Gamblers’ optimism? Casino money misses states’ expectations


HARTFORD, Conn. (AP) — For anyone betting on the Northeast’s casino bonanza, the odds are long on projects hitting financial expectations.

In the last several states to open casinos — Ohio, Maryland and Pennsylvania — overall revenue is coming in below baseline forecasts, according to a review of state tax data. Officials blame miscalculations of spending habits and competition, but some also question how much the projected numbers reflected wishful thinking.

In October 2009, the Ohio Department of Taxation estimated that the state could generate $470 million to $643 million in annual tax revenue once four casinos were running. At the time, Ohio was considering a constitutional amendment to allow the casinos. In 2014, the total tax collected from casino revenue was $267.5 million.

The casino industry has grown exponentially over the last decade as revenue-hungry states have moved to claim business that once went across state lines to Atlantic City, New Jersey, or the tribal-owned megaresorts in Connecticut. After Nevada, Pennsylvania has emerged as the country’s No. 2 gambling marketing, overtaking Atlantic City, where four of 12 casinos closed last year.

As Massachusetts and New York prepare for a new round of casino building, they have added new levels of financial scrutiny, enlisting consulting firms to vet revenue projections. But the industry’s growth in the Northeast’s tight geography has made modeling more complex, and experts warn there are no guarantees.

“This isn’t a science,” analyst Alan Woinski said.

Projections are developed through so-called gravity models, premised on the concept that bigger casinos draw more people from farther away. They are used by developers and regulators to estimate how a property will perform based on factors including the affluence of surrounding towns.

The track record shows big margins for error. With access to the same data, developers regularly come back with higher projections than regulators who run the numbers themselves, especially when companies are competing for bids. A recent study by Cummings Associates, a Massachusetts-based consulting firm, found that projections done for the same project were, on average, 20 percent apart and, in cases where the casinos were actually built, almost always were proved too high.

Casinos generally remain big moneymakers, and some projects have far exceeded predictions, but state averages have been below forecasts that set expectations for tax revenue.

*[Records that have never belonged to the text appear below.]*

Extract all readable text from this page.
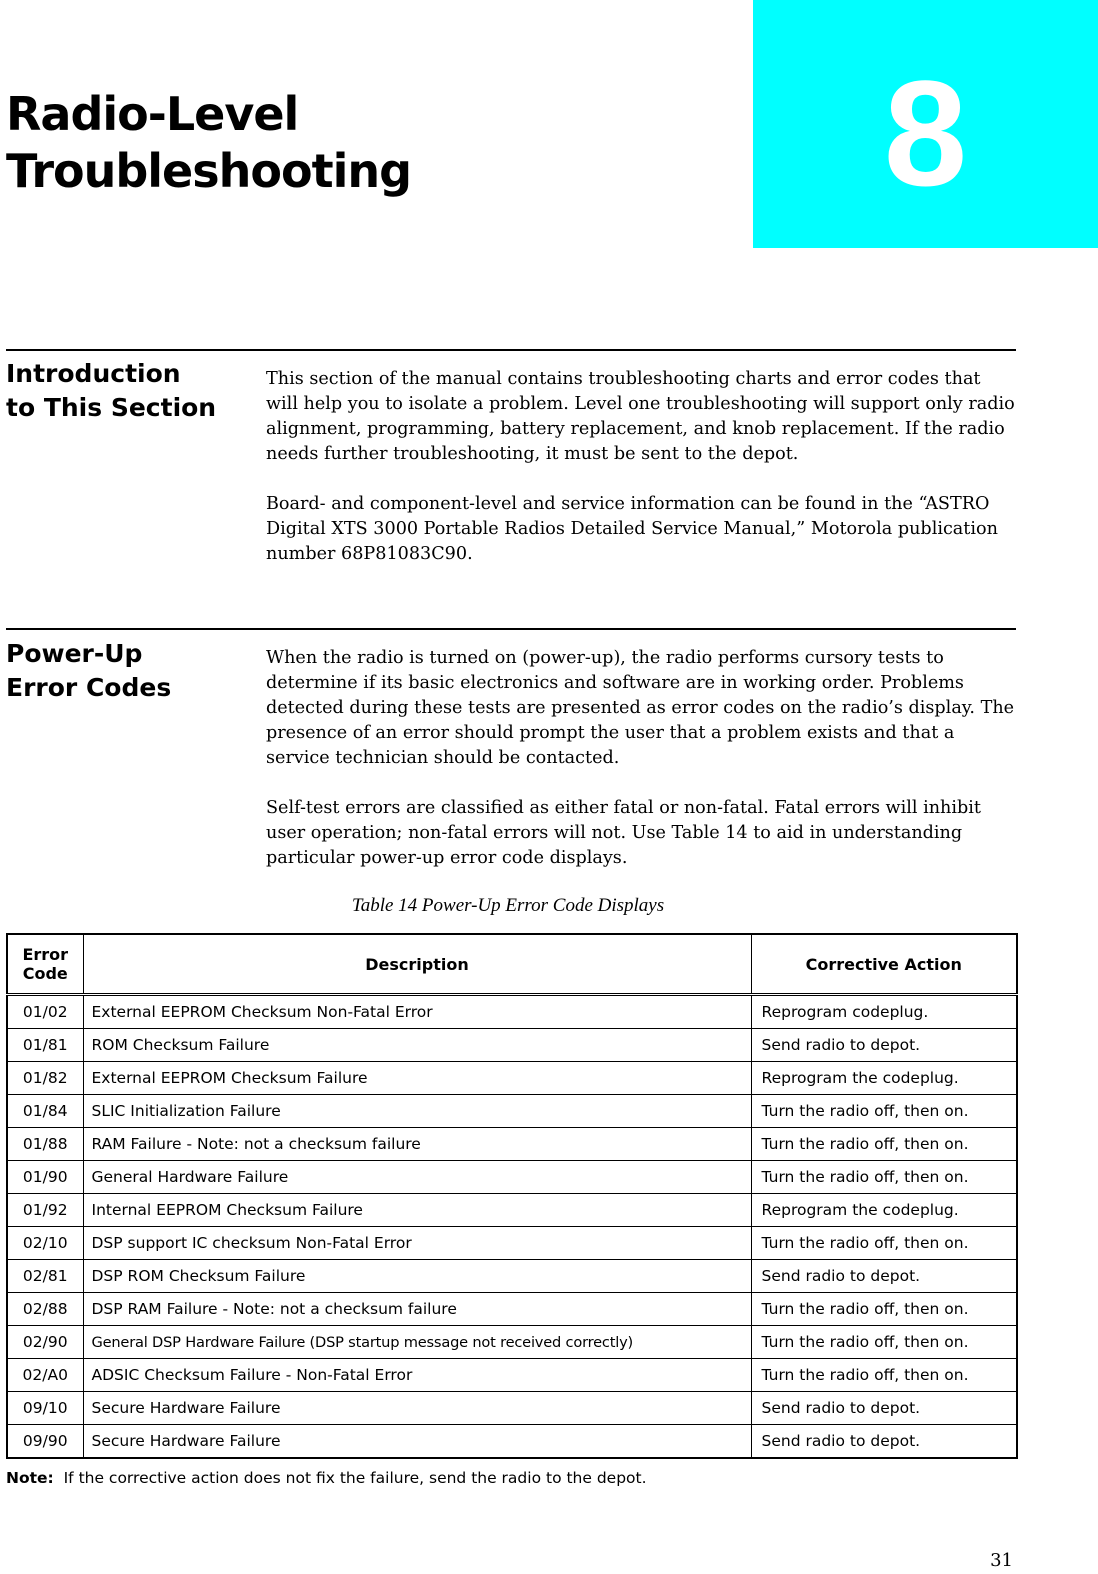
8
Radio-Level
Troubleshooting
Introduction
to This Section

This section of the manual contains troubleshooting charts and error codes that will help you to isolate a problem. Level one troubleshooting will support only radio alignment, programming, battery replacement, and knob replacement. If the radio needs further troubleshooting, it must be sent to the depot.

Board- and component-level and service information can be found in the “ASTRO Digital XTS 3000 Portable Radios Detailed Service Manual,” Motorola publication number 68P81083C90.

Power-Up
Error Codes

When the radio is turned on (power-up), the radio performs cursory tests to determine if its basic electronics and software are in working order. Problems detected during these tests are presented as error codes on the radio’s display. The presence of an error should prompt the user that a problem exists and that a service technician should be contacted.

Self-test errors are classified as either fatal or non-fatal. Fatal errors will inhibit user operation; non-fatal errors will not. Use Table 14 to aid in understanding particular power-up error code displays.

Table 14 Power-Up Error Code Displays
Error
Code	Description	Corrective Action
01/02	External EEPROM Checksum Non-Fatal Error	Reprogram codeplug.
01/81	ROM Checksum Failure	Send radio to depot.
01/82	External EEPROM Checksum Failure	Reprogram the codeplug.
01/84	SLIC Initialization Failure	Turn the radio off, then on.
01/88	RAM Failure - Note: not a checksum failure	Turn the radio off, then on.
01/90	General Hardware Failure	Turn the radio off, then on.
01/92	Internal EEPROM Checksum Failure	Reprogram the codeplug.
02/10	DSP support IC checksum Non-Fatal Error	Turn the radio off, then on.
02/81	DSP ROM Checksum Failure	Send radio to depot.
02/88	DSP RAM Failure - Note: not a checksum failure	Turn the radio off, then on.
02/90	General DSP Hardware Failure (DSP startup message not received correctly)	Turn the radio off, then on.
02/A0	ADSIC Checksum Failure - Non-Fatal Error	Turn the radio off, then on.
09/10	Secure Hardware Failure	Send radio to depot.
09/90	Secure Hardware Failure	Send radio to depot.
Note: If the corrective action does not fix the failure, send the radio to the depot.
31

One of the biggest misses came in Ohio, where the state Department of Taxation weighed in on a proposed constitutional amendment in October 2009 with an estimate that casinos would generate at least $470 million in annual tax revenue. In 2014, tax revenue from the casinos totaled $267.5 million.

“In retrospect, we were guessing,” said Mike Sobul, who was the tax department’s director of research.

Sobul said the gravity model run by Ohio officials used industry assumptions that were overly optimistic, and, more significantly, officials underestimated how the recession would affect consumer spending. Sobul, who tracks the numbers now as a financial officer for an Ohio school district, said schools that once were expected to receive more than $80 per pupil statewide in casino money are now expecting about $51 per pupil.

In Maryland, casino revenue has been hundreds of millions of dollars short of a December 2008 projection by the Department of Legislative Services.

Even in Pennsylvania, the casino boom’s success story, it took the addition of table games in 2010 to bring revenue beyond levels projected by a state task force that assumed they would offer only slot machines. Doug Harbach, a spokesman for the Pennsylvania Gaming Control Board, said the projections were not badly inflated.

“You have to take into account that the market in surrounding states now has much more competition,” he said.